Autonomic neuropathy, one of the chronic complications of diabetes mellitus, which is seen in late stages of DM, is thought to be involved in the pathogenesis of GERD [52].

In our study, the GERD frequency in patients with DM more than ten years was found to be 5.344 times higher than those who had DM less than ten years (p=0.019). The results of some studies in the literature also support my work [3,41]. In a study conducted by Sun H. and colleagues in China, there was no relationship between duration of diabetes exposure and GERD frequency [38]. In our study, there were no differences in terms of smoking and obesity between individuals with DM over ten years and those with DM less than ten years (p=0.735 and p=0.823).

Limitations

The questionnaire we used was designed to be structured by NIH for non-invasive and objective assessment of gastroesophageal reflux disease in primary health care centers.
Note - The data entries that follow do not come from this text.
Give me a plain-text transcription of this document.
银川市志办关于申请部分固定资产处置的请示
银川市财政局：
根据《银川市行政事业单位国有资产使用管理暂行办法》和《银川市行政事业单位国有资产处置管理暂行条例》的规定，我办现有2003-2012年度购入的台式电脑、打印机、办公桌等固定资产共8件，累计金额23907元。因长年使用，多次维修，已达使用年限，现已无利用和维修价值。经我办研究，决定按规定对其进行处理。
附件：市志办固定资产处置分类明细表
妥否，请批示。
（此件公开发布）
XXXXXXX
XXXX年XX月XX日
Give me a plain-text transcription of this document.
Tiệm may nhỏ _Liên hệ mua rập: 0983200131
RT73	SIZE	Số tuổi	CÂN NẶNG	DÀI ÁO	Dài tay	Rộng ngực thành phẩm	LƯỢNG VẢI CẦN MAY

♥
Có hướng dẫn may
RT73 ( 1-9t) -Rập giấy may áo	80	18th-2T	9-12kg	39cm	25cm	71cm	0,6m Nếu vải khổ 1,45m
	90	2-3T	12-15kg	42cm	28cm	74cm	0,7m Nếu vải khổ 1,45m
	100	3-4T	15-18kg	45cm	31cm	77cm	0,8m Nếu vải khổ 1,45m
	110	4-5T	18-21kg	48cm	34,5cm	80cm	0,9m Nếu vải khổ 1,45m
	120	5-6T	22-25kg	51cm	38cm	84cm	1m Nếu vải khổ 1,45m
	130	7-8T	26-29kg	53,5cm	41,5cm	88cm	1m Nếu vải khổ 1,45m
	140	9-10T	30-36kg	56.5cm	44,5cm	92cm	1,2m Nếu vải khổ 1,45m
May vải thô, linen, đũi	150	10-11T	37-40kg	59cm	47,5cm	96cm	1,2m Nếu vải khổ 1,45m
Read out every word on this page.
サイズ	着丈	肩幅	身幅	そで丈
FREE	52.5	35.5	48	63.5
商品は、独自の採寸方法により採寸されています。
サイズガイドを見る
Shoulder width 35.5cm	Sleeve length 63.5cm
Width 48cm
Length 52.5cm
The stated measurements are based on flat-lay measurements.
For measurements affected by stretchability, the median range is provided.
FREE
In this study, only smoking and alcohol use have questioned. Use of chocolate, mint, etc was not questioned. There was no relationship found between smoking, alcohol use and gastroesophageal reflux disease.

Conclusions

In our study group; 186 (42.7%) individuals were male and 250 (57.3%) were female. Their ages ranged from 22 to 82 years with a mean of 50.43 ± 11.53 years. Among individuals with DM, 134 (68.0%) patients were detected to have gastroesophageal reflux disease. For individuals with DM in the study; 45-60 age group, normal HbA1C, wider waist circumference, gastroprotective agent use, and DM over a decade or more were found to be significant risk factors for gastroesophageal reflux disease. The most common gastroesophageal reflux disease severity in the DM group was most symptomatic with a ratio of 67.2%.

In our study, GERD was found to be a common complication in diabetic patients. From these results; diabetic patients should be screened for GERD.